Der eigentlich unpolitische Nurejew setzte sich 1961 in Paris bei einer Auslandstournee seiner Compagnie in den Westen ab, um die Freiheit leben zu können, die er – wie viele andere Künstler – in der strengen Sowjetunion mit Drill und Planwirtschaft vermisste.
Erzählt wird auf mehreren Zeitebenen, die Drehbuchautor David Hare («The Hours – Von Ewigkeit zu Ewigkeit», «Der Vorleser») geschickt verwebt. Beruhend auf einem Sachbuch von Julie Kavanagh geht es um Nurejews bitterarme Kindheit, in der das Ballett wie ein ferner Traum erscheint, und seine Aufnahme am Choreographischen Institut Leningrad (heute wieder St. Petersburg), einer Talentschmiede von Weltrang.
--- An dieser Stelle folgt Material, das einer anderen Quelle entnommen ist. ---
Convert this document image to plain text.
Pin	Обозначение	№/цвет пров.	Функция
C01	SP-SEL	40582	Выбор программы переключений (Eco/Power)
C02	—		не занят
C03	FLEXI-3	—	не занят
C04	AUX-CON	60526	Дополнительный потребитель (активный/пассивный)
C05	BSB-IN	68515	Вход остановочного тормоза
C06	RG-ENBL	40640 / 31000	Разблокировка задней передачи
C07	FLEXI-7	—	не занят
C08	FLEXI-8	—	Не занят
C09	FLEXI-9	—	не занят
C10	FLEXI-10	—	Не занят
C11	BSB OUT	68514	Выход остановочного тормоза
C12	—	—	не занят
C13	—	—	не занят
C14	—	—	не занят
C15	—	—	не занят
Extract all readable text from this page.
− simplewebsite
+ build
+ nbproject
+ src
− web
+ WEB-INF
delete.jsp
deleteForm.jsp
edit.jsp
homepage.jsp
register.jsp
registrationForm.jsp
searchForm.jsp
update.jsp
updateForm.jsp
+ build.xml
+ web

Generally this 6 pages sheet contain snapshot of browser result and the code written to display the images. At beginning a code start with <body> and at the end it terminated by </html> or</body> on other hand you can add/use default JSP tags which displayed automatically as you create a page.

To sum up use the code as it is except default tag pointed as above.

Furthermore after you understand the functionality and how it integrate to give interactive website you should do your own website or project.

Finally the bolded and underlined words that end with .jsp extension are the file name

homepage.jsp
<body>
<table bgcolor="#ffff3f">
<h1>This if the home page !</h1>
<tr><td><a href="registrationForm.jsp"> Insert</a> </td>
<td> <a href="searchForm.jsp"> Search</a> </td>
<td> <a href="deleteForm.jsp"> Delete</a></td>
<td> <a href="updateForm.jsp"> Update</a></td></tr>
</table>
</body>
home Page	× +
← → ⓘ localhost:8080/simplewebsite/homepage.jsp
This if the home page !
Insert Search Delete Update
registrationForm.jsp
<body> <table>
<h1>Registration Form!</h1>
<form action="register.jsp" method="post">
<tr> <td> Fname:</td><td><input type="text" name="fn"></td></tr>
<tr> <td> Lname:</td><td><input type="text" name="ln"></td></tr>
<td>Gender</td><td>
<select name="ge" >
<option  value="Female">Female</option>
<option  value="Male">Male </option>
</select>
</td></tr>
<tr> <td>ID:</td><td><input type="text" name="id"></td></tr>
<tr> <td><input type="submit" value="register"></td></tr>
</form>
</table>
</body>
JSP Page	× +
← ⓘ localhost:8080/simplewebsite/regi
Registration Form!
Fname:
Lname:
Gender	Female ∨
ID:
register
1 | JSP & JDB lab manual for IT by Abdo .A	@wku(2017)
Gezeigt wird sein Aufstieg, vorangetrieben durch den Wunsch, mit kraftvollen Sprüngen und neuer Technik das Männerballett zu revolutionieren. Es mündet alles im Aufenthalt in Frankreich im Frühling ’61.
Trotz seines Ruhms fühlt sich Nurejew gefangen in der engen sowjetischen Welt, auch bei der Tournee. Begeistert durchstreift er Paris, stiehlt sich in Museen, Bars und Jazzclubs und lernt mit Hilfe von Clara Saint (Adèle Exarchopoulos) neue Leute kennen, zum Leidwesen der KGB-Spione, die ihn rund um die Uhr verfolgen.
Spannender Höhepunkt: Der wohl spontane Entschluss, im Westen zu bleiben, fast widerwillig zum Rebell zu werden und sich dem Befehl der Regierung zu widersetzen, die ihn am Flughafen Le Bourget wie einen Gefangenen nach Moskau zurückfliegen will, notfalls mit Gewalt.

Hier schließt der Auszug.